Occasional procedural complications were noted in both groups. In the pulmonary vein isolation group, three patients had groin bleeding, one had a pericardial effusion, and another developed pulmonary edema. Asymptomatic pulmonary vein stenosis was noted in two patients. In the AV junctional ablation with biventricular pacing group, two patients had left ventricular lead dislodgements, two had high left ventricular pacing thresholds, two had pocket hematomas, and one had a pneumothorax.

Khan et al conclude that in patients with atrial fibrillation and congestive heart failure, a strategy involving pulmonary vein isolation is superior to AV junctional ablation and pacing. Patients undergoing pulmonary vein isolation had greater improvements in left ventricular function, functional status, and quality of life.

Commentary

This paper shows that an intervention that can successfully restore and maintain sinus rhythm in a high proportion of patients can benefit patients with atrial fibrillation and congestive heart failure. However, before we start recommending this approach in all patients with heart failure, we should recognize some limitations to the study.
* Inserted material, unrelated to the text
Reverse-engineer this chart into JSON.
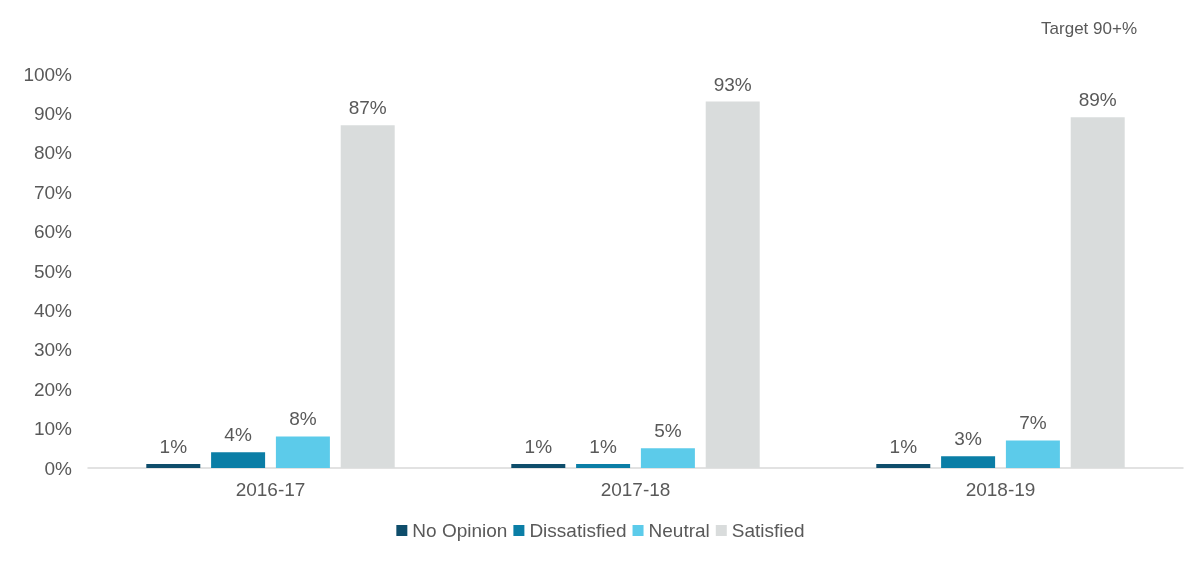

This was a multicenter study in which patients were recruited at eleven centers with great experience in atrial fibrillation ablation. Despite this, only 81 patients could be recruited over a 3.5-year period. This may have been because patients were reluctant to undergo an irreversible procedure like AV junctional ablation and biventricular pacing; certainly the patients in the trial represent a very select group of patients. The endpoints in the study were changes in ejection fraction, functional status, and quality-of-life score. There were no deaths in either group. Other relevant endpoints, including hospitalization, are not reported. In fact, it might be anticipated that the need for hospitalization would have been higher in the pulmonary vein isolation group because of recurrent atrial fibrillation recurrences in some of the patients. Further studies will be necessary to see if hospitalizations and economic cost would be decreased by more widespread use of ablation procedures. From the data, it is also hard to know whether the patients had effective rate control while in atrial fibrillation. We are only provided data on the resting heart rate, and the data apparently combine values for both patients in sinus rhythm and those in atrial fibrillation. If a patient has controlled resting and exercise ventricular rates during persistent atrial fibrillation and has a normal QRS duration at baseline, why should we expect them to improve with AV junctional ablation and biventricular pacing? The theoretical benefits produced by regularization of the ventricular rate might well be overcome by substituting pacing, even biventricular pacing, for normal ventricular activation. Finally, the group was relatively young, with a mean age of only 60, and almost all the patients were male. Whether the pulmonary vein isolation approach would be as successful in older patients and women remains to be established.